Desire Author:Amanda Quick Upon her father's death, beautiful, headstrong Lady Clare knew that she must wed, for the protection of the Isle of Desire now fell to her. Yet when her guardian's choice of prospective husband rode through her castle gates, she felt utterly betrayed. All sinewy muscle and savage steel, Sir Gareth of Wyckmere was not the poet she'd requested but... more » a fearsome knight whose only interest was in war. Legions of robbers had fallen beneath the Hellhound of Wyckmere's sword, and now this bold warrior was certain that he could tame one willful wife. Yet even Gareth could not deter Lady Clare from trying to mold him into her ideal...until their clash of wills ignited a passion that set them both aflame...and a treacherous plot put their lives in deadly peril.« less
This is one of my all time favorites by Quick. It's a medieval romance with an interesting story line. A strong heroine that is being forced to marry, as women were in those days, is surprised by a knight with a fierce reputation who values not just the wonderful perfumes and scents made from the flowers her land is famous for, but the woman that oversees their production.
I love all Krentz's books written as Amanda Quick, but especially her older ones.
I've been a big fan of Amanda Quick since way back when she wrote as Stephanie James, Jayne Ann Krentz and Jayne Castle. How is it possible that she wrote a medieval in the exact same guise as one of her regency or contemporary romantic suspense books. I'm not even kidding, one could substitute the clothes, mannerisms, backdrop, etc. and interchange the genres. That's a neat trick, one I've not seen any other author pull off.

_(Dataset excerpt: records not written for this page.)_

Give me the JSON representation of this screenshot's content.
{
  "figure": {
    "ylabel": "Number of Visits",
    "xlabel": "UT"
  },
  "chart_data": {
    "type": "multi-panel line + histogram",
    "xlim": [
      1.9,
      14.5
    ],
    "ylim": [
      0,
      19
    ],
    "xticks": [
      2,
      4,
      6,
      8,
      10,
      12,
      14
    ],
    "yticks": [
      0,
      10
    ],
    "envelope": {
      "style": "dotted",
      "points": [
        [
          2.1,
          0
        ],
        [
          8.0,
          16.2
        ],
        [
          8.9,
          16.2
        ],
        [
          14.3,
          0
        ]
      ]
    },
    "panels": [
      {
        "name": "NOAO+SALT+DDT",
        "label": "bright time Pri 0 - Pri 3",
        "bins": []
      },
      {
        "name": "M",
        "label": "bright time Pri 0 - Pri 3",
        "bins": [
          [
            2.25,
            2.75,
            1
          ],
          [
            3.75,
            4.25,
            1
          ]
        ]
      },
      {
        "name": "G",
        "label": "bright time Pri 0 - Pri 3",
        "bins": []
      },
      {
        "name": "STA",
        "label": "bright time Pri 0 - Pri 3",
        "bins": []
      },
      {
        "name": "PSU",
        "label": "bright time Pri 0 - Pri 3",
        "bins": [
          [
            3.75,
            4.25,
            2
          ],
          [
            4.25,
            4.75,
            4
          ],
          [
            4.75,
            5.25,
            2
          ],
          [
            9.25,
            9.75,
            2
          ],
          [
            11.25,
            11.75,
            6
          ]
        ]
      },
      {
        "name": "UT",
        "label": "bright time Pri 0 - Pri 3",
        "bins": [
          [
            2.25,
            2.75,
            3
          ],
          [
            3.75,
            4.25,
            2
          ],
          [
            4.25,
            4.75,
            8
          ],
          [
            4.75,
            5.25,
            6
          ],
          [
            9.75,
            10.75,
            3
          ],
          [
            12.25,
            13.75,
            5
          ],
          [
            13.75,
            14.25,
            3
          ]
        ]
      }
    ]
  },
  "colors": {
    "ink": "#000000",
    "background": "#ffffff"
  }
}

This is not to say that she doesn't do a good job drawing you into the time period, but this could just have easily been set in 20th C. Seattle or 1812 London. Although this particular H&H was new to me, I've read about them before in the author's other works, i.e., the way they interact with one another, make love, spar/argue, make up, etc..
The good news is that Quick is a consistent writer, the bad news is that Quick is a consistent writer. And while the story is an interesting one, I can't help feeling like it's a retread.
This book was a breath of fresh air. I really liked the place where Clare and Gareth meet. Isle of Desire sounds like a magical place. Clare is a perfume maker and Gareth also likes to experiment as well. When Lord Thurston tells Clare she needs to marry, Clare has a few requirements of her own regarding a suitor. This is Clare's recipe for the perfect candidate:
"First, as regards to his physical qualities, the future lord of Desire must be a man of moderate proportions and stature. It has been my observation that extremely large men prefer to rely on brute strength to achieve their ends rather than upon their wits and learning. I do not care for men who try to overwhelm one with their physical prowess. Therefore, please keep size in mind when you make your selections for me. Second my future lord must be of more cheerful countenance and well-mannered, pleasing disposition. I am certain you will understand when I tell you that I have no wish to be bound to a man who is melancholic or given fits of temper and foul moods. Third it's absolutely essential that my husband be a learned man one who enjoys of reading and who enjoys intellectual discourse".